This morning I took a break from thinking and writing and went out to resume planting my shade garden. The story of my shade garden... ahahaha. The short version is that last Memorial Day -- that is, in 2010 -- I picked up several dozen shade plants going cheap. I managed to get about half of them planted in the second half of June, and then life stuff happened and -- well, I suspect it will surprise no one that when my gardening time gets limited, the vegetable garden takes priority, and all the other plants are left to fend for themselves. (This is why my main flower garden is a garden of native prairie plants, which handle neglect very well.) So the remaining shade plants languished unplanted and (I assumed) died. And then I didn't even have a chance to pick up the pots last fall, because we got heavy snow very suddenly and it never melted. So the sad little pots stayed huddled against the side wall of the house under all that snow all winter.
As it turns out, this is about the best thing that could have happened to them; a few weeks ago I was out weeding and discovered that some of the pots (which I still hadn't cleaned up) had green sprouts that didn't look like dandelions or any of the other irritating little weeds with which I am all too familiar. Turns out that more than half my neglected little plants (mostly hosta, but also some Siberian iris and harebells and columbines) were cheerfully, if slowly, asserting their continued existence.
This kind of tenacity is exactly what I require in an ornamental plant.

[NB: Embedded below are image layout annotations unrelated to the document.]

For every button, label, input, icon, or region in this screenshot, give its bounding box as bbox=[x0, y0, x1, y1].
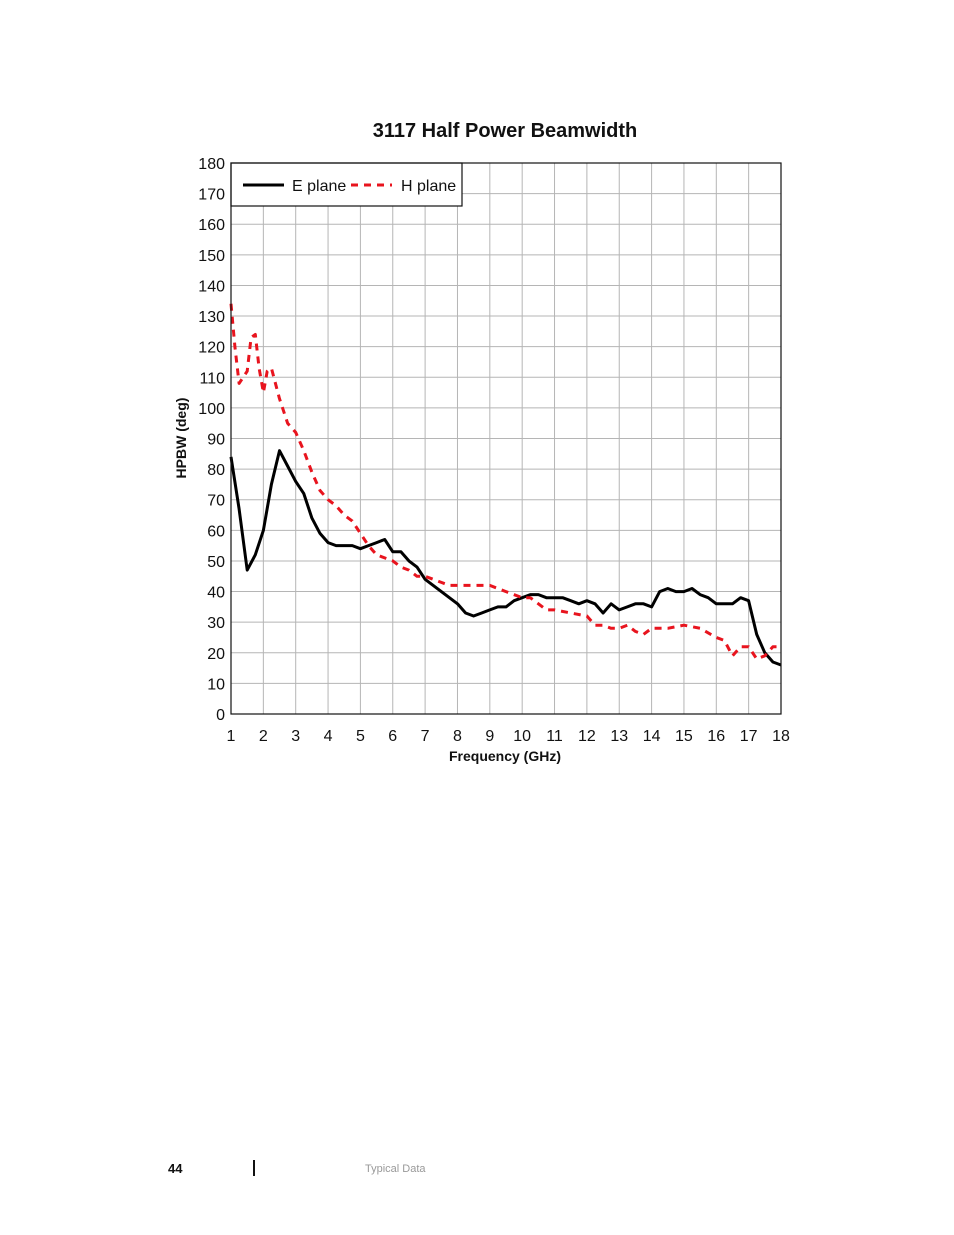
series-group bbox=[229, 303, 782, 667]
x-tick-label: 11 bbox=[546, 728, 563, 745]
y-tick-label: 130 bbox=[198, 309, 225, 326]
footer-divider bbox=[253, 1160, 255, 1176]
x-tick-label: 7 bbox=[421, 728, 430, 745]
x-tick-label: 18 bbox=[772, 728, 790, 745]
y-tick-label: 10 bbox=[207, 676, 225, 693]
y-tick-label: 20 bbox=[207, 646, 225, 663]
page-number: 44 bbox=[168, 1161, 183, 1176]
y-tick-label: 100 bbox=[198, 401, 225, 418]
x-tick-label: 3 bbox=[291, 728, 300, 745]
x-tick-label: 13 bbox=[610, 728, 628, 745]
x-tick-label: 1 bbox=[227, 728, 236, 745]
y-tick-label: 180 bbox=[198, 156, 225, 173]
y-tick-label: 160 bbox=[198, 217, 225, 234]
x-tick-label: 14 bbox=[643, 728, 661, 745]
section-name: Typical Data bbox=[365, 1163, 426, 1175]
x-tick-label: 9 bbox=[485, 728, 494, 745]
series-line-e-plane bbox=[229, 449, 782, 667]
x-tick-label: 15 bbox=[675, 728, 693, 745]
y-tick-label: 40 bbox=[207, 585, 225, 602]
chart-title: 3117 Half Power Beamwidth bbox=[373, 120, 638, 142]
x-tick-label: 4 bbox=[324, 728, 333, 745]
legend: E plane H plane bbox=[230, 162, 463, 207]
y-tick-label: 140 bbox=[198, 278, 225, 295]
axes: 1 2 3 4 5 6 7 8 9 10 11 12 13 14 15 16 17 180102030405060… bbox=[198, 156, 790, 745]
y-tick-label: 70 bbox=[207, 493, 225, 510]
y-tick-label: 80 bbox=[207, 462, 225, 479]
x-tick-label: 5 bbox=[356, 728, 365, 745]
y-tick-label: 120 bbox=[198, 340, 225, 357]
x-tick-label: 8 bbox=[453, 728, 462, 745]
y-tick-label: 0 bbox=[216, 707, 225, 724]
y-tick-label: 30 bbox=[207, 615, 225, 632]
legend-label: H plane bbox=[401, 178, 456, 195]
x-tick-label: 16 bbox=[707, 728, 725, 745]
y-tick-label: 150 bbox=[198, 248, 225, 265]
x-tick-label: 17 bbox=[740, 728, 758, 745]
x-tick-label: 10 bbox=[513, 728, 531, 745]
y-tick-label: 90 bbox=[207, 432, 225, 449]
legend-label: E plane bbox=[292, 178, 346, 195]
x-axis-title: Frequency (GHz) bbox=[449, 748, 561, 764]
y-tick-label: 50 bbox=[207, 554, 225, 571]
x-tick-label: 12 bbox=[578, 728, 596, 745]
y-tick-label: 60 bbox=[207, 523, 225, 540]
y-tick-label: 110 bbox=[199, 370, 225, 387]
y-axis-title: HPBW (deg) bbox=[173, 398, 189, 479]
x-tick-label: 2 bbox=[259, 728, 268, 745]
grid bbox=[230, 162, 782, 715]
y-tick-label: 170 bbox=[198, 187, 225, 204]
plot-frame bbox=[230, 162, 782, 715]
x-tick-label: 6 bbox=[388, 728, 397, 745]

So I spent the morning digging holes and watering and mulching and so on, and while I was at it I transplanted a bunch of ferns from other parts of the yard -- the ferns are actually doing so well that they are producing little colonies, which I have now relocated.

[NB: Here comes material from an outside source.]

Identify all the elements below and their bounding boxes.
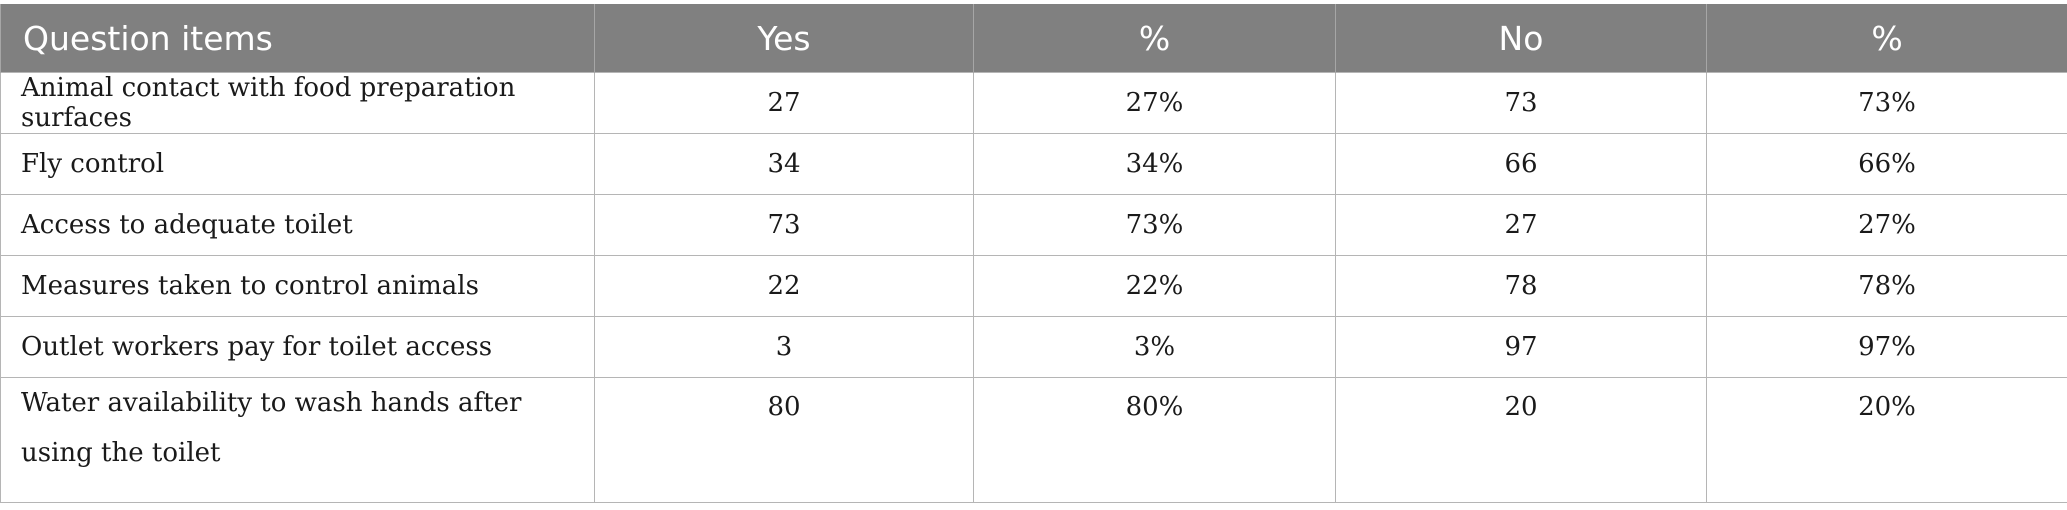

It turns out that the yard has become an object of considerable interest among the neighbors, many of whom stopped by this morning to say hello, offer grass clippings and plant divisions, and admire the quamash and columbines (dark purple fireworks all over the place!). Even the postman stopped to look. "Looks like the green thumb's still green," he said, which made me laugh; "Well, at least it hasn't gone completely black yet," I said, "so there's hope." I think some of them are fascinated by the vegetable garden (of which one can catch glimpses from the front sidewalk) and others are sympathetic because of the visible difficulty of maintaining the side yard that adjoins my neighbor to the east (whose approach to the property is best described as aggressive neglect).

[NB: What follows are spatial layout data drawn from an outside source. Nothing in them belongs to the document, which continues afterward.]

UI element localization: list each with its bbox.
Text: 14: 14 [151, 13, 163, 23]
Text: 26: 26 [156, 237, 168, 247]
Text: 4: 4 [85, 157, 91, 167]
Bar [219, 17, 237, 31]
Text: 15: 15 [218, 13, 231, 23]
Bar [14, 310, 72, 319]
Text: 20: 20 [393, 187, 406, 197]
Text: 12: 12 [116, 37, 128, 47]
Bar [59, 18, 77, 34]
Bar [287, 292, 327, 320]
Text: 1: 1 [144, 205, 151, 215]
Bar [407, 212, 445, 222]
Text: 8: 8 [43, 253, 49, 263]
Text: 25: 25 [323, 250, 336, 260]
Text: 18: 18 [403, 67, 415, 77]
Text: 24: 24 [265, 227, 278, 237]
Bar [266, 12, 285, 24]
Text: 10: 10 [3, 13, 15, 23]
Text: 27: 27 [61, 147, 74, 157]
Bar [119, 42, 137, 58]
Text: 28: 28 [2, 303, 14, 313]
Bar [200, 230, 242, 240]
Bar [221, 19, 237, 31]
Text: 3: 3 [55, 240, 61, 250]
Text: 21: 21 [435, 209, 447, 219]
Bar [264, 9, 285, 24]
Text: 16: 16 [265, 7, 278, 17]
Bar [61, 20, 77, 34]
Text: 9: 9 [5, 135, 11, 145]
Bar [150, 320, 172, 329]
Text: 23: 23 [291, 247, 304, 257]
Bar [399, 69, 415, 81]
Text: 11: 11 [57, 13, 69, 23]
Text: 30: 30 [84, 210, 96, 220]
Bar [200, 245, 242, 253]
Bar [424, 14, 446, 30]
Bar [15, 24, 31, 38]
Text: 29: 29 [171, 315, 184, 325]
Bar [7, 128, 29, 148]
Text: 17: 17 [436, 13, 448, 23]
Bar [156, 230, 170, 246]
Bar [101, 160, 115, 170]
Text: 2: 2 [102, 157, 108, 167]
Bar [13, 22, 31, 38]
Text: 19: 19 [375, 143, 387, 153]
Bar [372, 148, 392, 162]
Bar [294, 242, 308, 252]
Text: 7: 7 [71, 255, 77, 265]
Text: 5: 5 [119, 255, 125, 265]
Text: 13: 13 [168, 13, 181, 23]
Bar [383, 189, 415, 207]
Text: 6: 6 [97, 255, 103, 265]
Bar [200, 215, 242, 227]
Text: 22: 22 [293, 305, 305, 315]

The veggie garden, at any rate, is doing pretty well: strawberries fruiting, peas and beans and corn sprouting, garlic and shallots and sunchokes thriving, tomatoes and peppers and eggplants surviving (which is all I expect from them at this point). The lettuce and spinach got planted late and are sulky as a result, but the herbs are making up for it; the oregano, in particular, has developed a plan for world domination.
So -- lunch, and then I have a few last things to put in the ground, and by then I hope that the reading and thinking and writing I have to do today will feel like a welcome respite from kneeling and digging.